My wrinkled hand traced the rusted outline of the ancient lock, weathered and worn with many years of braving the sea wind. 'Do you remember me?'

Once, I would have laughed at myself. I would have laughed myself hoarse. What kind of loon would go talking to locks, asking if they remembered them? What kind of creep would see phantom people in rusted locks?

Now, I only smile at how shallow I'd been, how... thoughtless and boxed my mind had been. That was what growing old did to you – it un-boxed your mind and showed you how you were when you were younger, how you'd never thought beyond the surface.

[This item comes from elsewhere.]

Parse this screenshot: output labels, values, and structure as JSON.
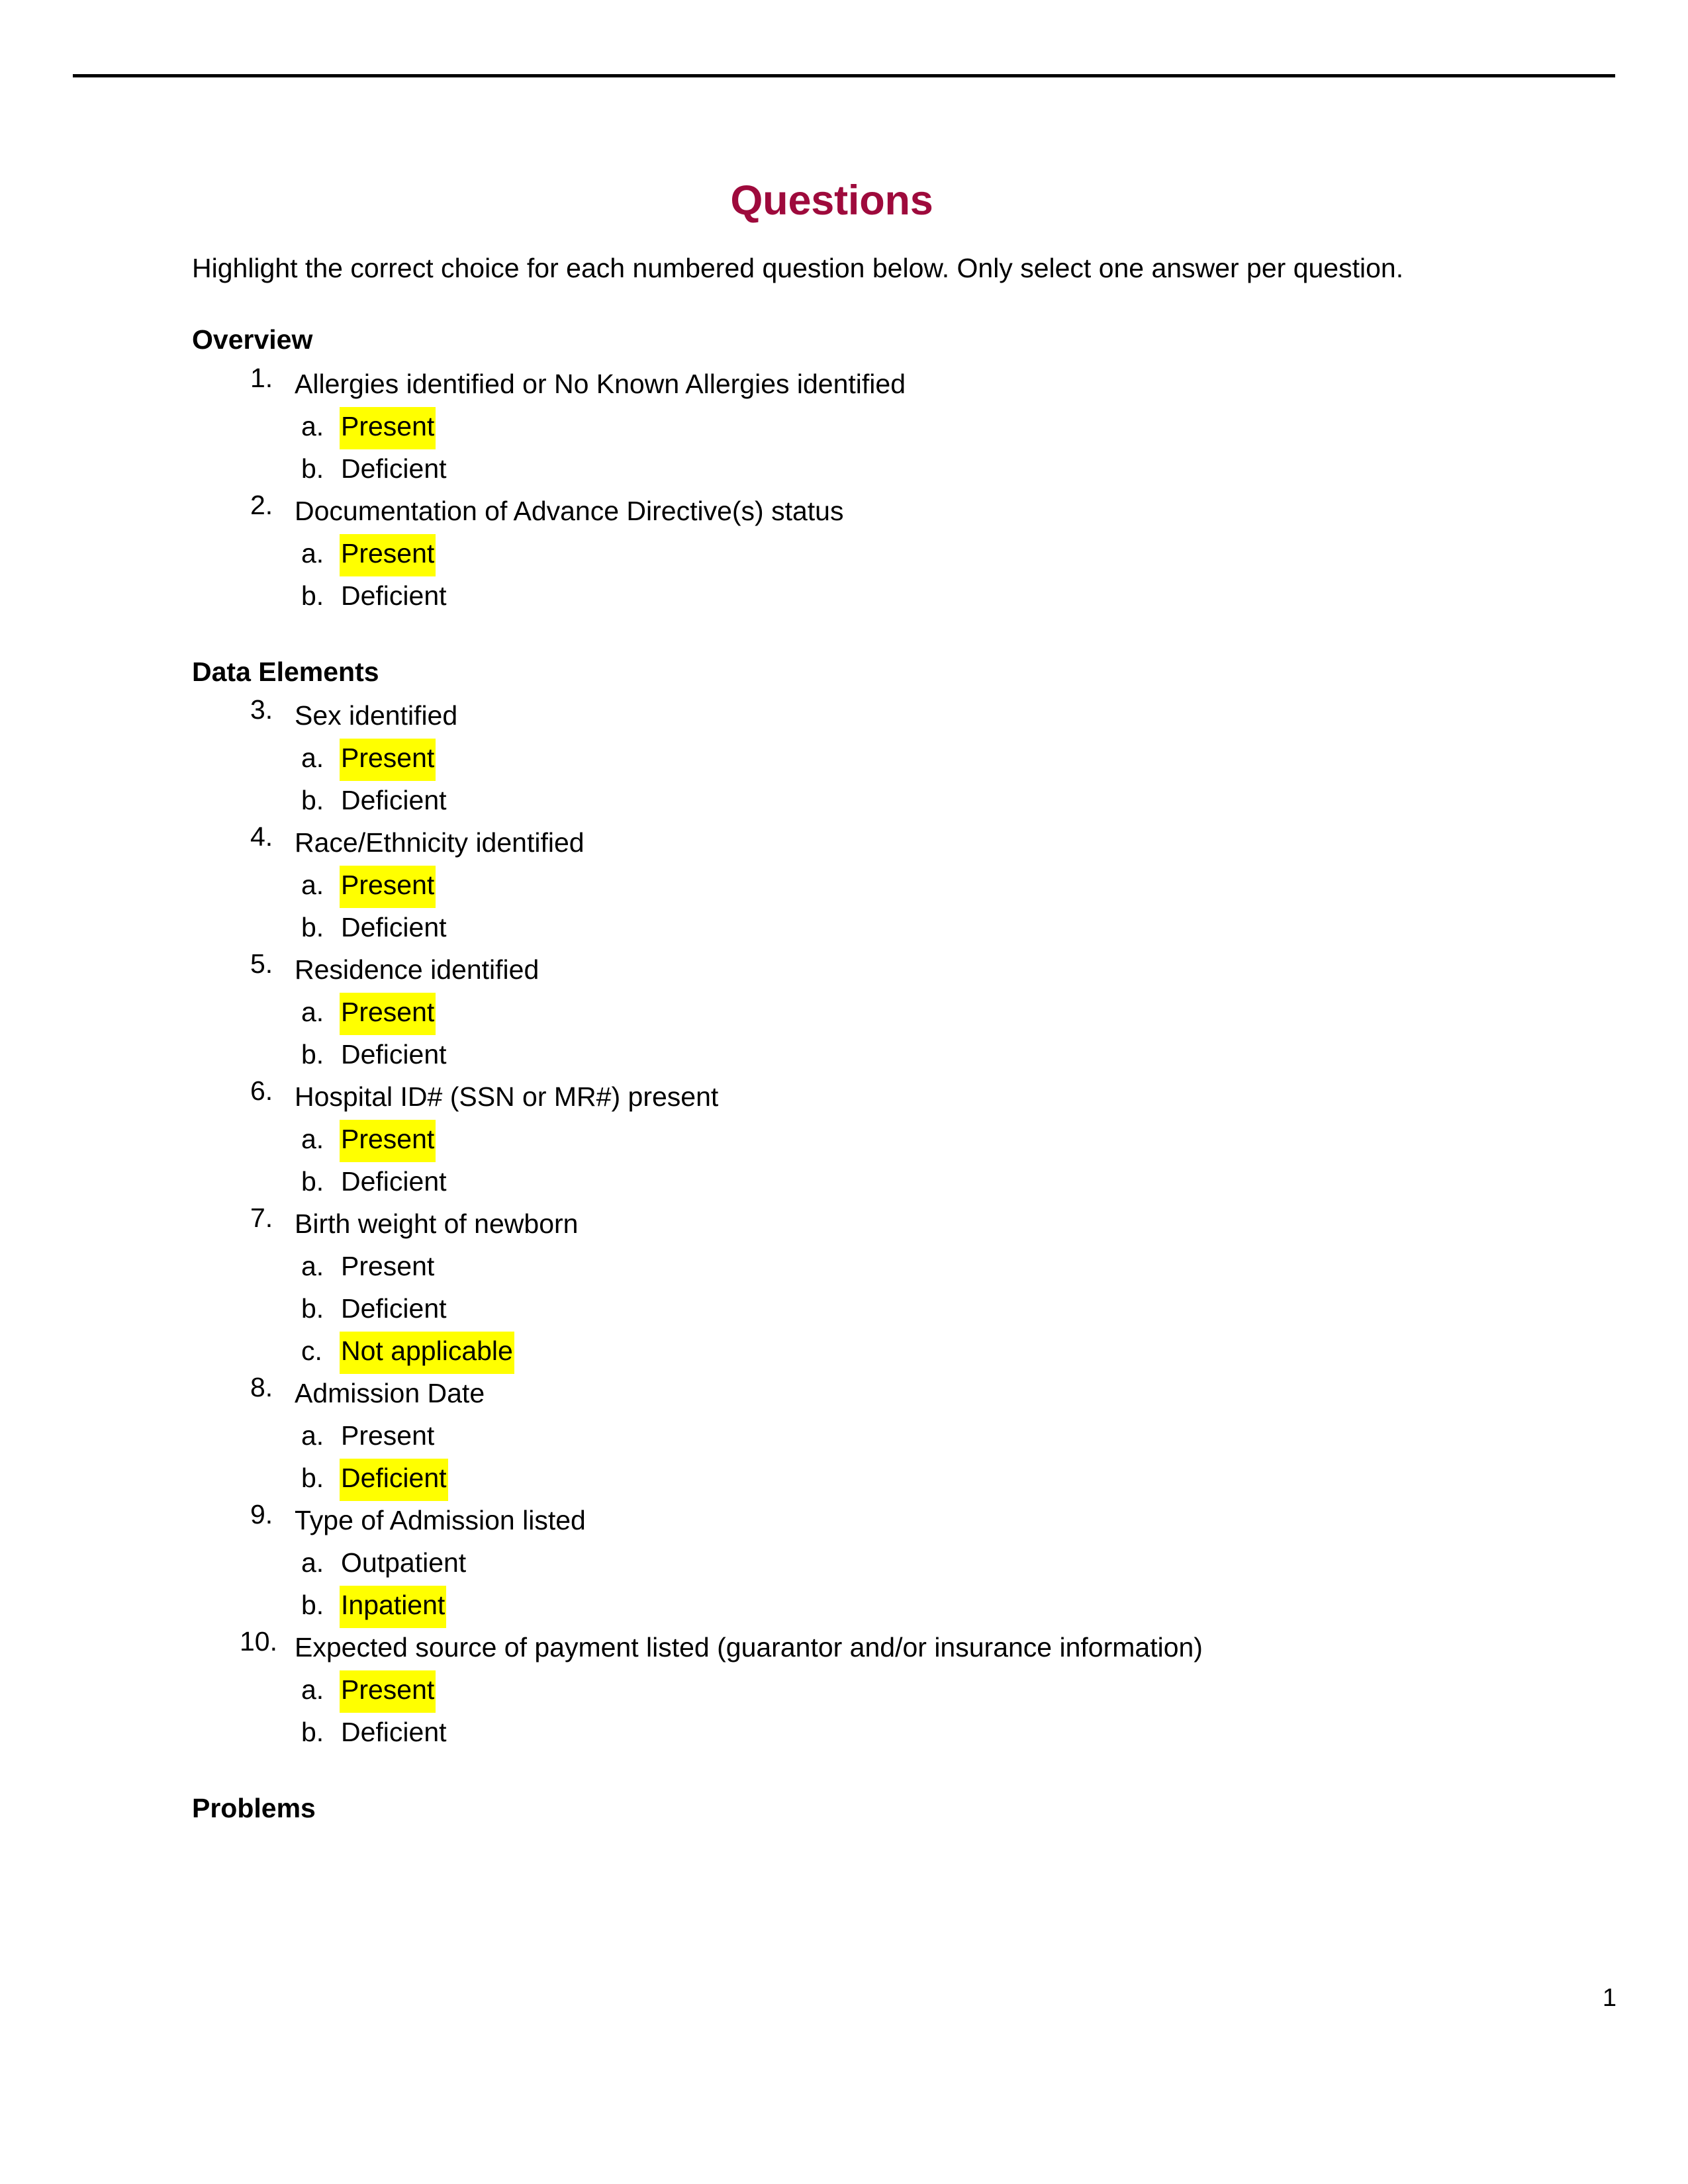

Something weighed me down when I turned away from the lighthouse, still living in my twenties, running up the spiraling staircase and laughing with Fred like we had not a care in the world.

I walked to the center of the beach and eased myself flat onto the sand, relaxing into the familiar embrace of those sandy arms, hugging me close like an old friend. It whispered stories of times gone and faded into the past of my life – reminding me of days and nights I spent here – from the six year old girl seeing the ocean for the first time, through the sixteen year old girl learning to surf, the twenty year old watching the blond haired boy across the beach wearing a flashy hand-painted tank top that said 'Fred's Ice cream' in funny font, the twenty five year old girl blushing when the blond haired boy told her she was really pretty under the stars, the twenty seven year old girl standing atop the lighthouse and hugging the boy, telling him how much she'd miss him, and the thirty year old crying alone in a deserted beach clutching a bloody tank top, the thirty two year old smiling at a little blond girl named Maria, and the forty year old woman hugging a crying sixteen year old Maria, telling her how good a man her father was...

Something tugged on my arm.

I look up to find brown eyes sparkling at me, a thousand colors swirling inside, a color for each memory, a color for each word those eyes had spoken to me.

'Fred?'

He smiled, 'I'm not done pestering you yet, Mar.'

With a swift motion, he pulled me up and into a hug, snuggling his nose into the skin between my neck and shoulder, his little beard tickling. 'Do you want to go on a new adventure?'

I let myself melt into his arms, the sturdy shoulder holding me up, the minty scent of his shirt and remembered what it felt like to be young and wild and in love. 'Do you?'

He hugged me tighter, 'Yes. With you.'

I pulled away from him a bit to see his face, one eyebrow raised, 'I might talk you into jumping off the lighthouse next time we're high. And you might die.... again.'

He laughed and mock-slapped me across the cheek, the touch being more of a caress than a slap. 'But this time, I'm taking you down with me, Maria.'

I smiled and took a deep breath as I looked into those eyes, those little sparks inside them, colors as fragile as tendrils of smoke, and shades as enduring as the roaring sea, and I found myself within those eyes, the missing part of me that I'd been looking for all this time, the part of me that had truly lived.

And I nodded, 'Let's go.'

He hooked an arm around my elbow and we raced across the beach to the sea, to the sky, to the clouds above, and I told him the three words I'd never got to say to him. The three words that I couldn't say because I'd become the wrong person in the end.

'Don't leave me.'

He looked down and smiled at me, his smile fitting together the broken pieces of my worn heart.